Dom Mikhail said, “That would be a dose overlarge for a grown man dying of the black rot! Was that not dangerous?”
“I dared give her nothing less,” Renata said. “Listen.” She held up a hand for silence and overhead they could hear the crackle and crumble of thunder in the cloudless sky. “Even now she dreams.”
“Blessed Cassilda, have mercy!” Dom Mikhail said. “What ails her?”
Renata said soberly, “Her
laran
is out of control. You should never have allowed her to use it in the war, my lord. Her control was broken down when she loosed it against the armies. I first saw it in the fire station, when she played with the storms, and became overexcited and dizzy. You remember, Donal! But she had not then come to her full strength or womanhood. Now - all the control I taught her has faded from her mind. I do not know what we can do for her.” She turned, made a deep reverence to Aldaran.
“My lord, I asked you this once before, and you refused. Now, I think, there is no choice. I implore you. Let me burn out her psi centers. Perhaps now, while she sleeps, it could still be done.”
Aldaran looked at Renata in horror.
“When her
laran
has saved us all? What would that do to her?”
“I think - I
hope
,” Renata said, “that it would do no more than take away the lightnings that torment her so.
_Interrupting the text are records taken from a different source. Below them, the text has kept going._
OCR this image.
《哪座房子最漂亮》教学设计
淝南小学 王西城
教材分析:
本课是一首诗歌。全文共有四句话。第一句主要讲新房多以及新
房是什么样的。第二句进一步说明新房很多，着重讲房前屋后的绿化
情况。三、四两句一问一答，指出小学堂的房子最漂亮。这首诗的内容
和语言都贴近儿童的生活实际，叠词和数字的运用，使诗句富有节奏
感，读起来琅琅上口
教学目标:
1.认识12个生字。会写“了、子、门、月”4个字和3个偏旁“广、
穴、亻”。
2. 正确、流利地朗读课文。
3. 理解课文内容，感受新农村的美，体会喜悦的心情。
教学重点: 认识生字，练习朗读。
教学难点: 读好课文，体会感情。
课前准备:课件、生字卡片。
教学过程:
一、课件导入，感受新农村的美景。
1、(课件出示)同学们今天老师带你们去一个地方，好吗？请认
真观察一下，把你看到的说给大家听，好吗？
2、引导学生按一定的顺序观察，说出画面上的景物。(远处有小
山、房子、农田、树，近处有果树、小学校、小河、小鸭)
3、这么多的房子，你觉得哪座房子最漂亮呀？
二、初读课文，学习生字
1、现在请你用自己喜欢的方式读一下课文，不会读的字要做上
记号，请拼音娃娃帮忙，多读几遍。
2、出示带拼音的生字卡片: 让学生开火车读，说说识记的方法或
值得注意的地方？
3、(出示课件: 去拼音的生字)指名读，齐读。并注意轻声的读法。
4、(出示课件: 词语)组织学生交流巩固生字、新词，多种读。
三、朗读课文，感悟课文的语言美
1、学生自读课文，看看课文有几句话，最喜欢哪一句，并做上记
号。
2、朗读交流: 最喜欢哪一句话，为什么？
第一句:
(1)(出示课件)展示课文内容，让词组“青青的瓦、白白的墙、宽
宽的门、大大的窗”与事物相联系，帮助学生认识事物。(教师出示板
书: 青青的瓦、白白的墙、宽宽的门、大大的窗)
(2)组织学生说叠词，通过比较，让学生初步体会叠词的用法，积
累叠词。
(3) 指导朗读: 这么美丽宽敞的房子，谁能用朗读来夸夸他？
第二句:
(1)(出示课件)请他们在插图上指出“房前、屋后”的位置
She would be without
laran
, but she wishes for that now. You heard her beg Cassandra to take away the thundering. She would perhaps be no more, and no less, than an ordinary woman of her caste, ungifted with
laran
, yes, but having her beauty, still, and her talents, and her superb voice. She could still - ” She hesitated, choked over the words, and went on, looking straight at Donal, “She could still give an heir of Aldaran blood to your clan, gifted with the
laran
in her genes. She should never bear a daughter, but she could give Aldaran a son, if need be.”
Donal had told her of the promise he had made to Dorilys, during the siege of Castle Aldaran.
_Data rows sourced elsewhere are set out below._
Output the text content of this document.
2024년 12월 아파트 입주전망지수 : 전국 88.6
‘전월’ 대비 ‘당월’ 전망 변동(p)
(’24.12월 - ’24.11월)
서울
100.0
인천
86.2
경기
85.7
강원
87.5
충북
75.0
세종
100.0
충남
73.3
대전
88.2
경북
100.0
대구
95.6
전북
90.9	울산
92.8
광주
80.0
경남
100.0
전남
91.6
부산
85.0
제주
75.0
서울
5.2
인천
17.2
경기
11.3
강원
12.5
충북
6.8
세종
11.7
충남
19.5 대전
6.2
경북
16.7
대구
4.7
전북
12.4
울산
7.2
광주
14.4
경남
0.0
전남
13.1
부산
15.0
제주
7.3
“It is no more than fair,” Renata had said then.
If Dorilys must be bound all her life by the
catenas
in a marriage forced on her before she is old enough to know anything of marriage or of love, where she will have the name and dignity of a wife but never a husband’s love, it is only fair that she should have something of her very own, something to love and cherish. I do not grudge her a child for Aldaran. It would be better if she would choose some other than Donal for the fathering, but as her life must be ordered, it is not likely she will come to know any man well enough for such a purpose. And it is Lord Aldaran’s will that Donal’s son should reign here when he is gone. I do not begrudge Dorilys a child of Donal’s. It is I who am his wife, and we all know it, or will know it, in time to come
.
Now Renata looked at Lord Aldaran, pleading, and Allart remembered the moment when he had seen with his
laran
, in this very hall, the vassals of Aldaran acclaiming a child whom he held up before them, proclaiming the new heir of Aldaran blood. Why, Allart wondered, should his foresight show him only this one moment? It seemed that all else was blurred into nightmare and thundercloud. But they saw it in Allart’s mind, all the telepaths there assembled, and Aldaran said “I told you so!” with that fierce, hawklike glance.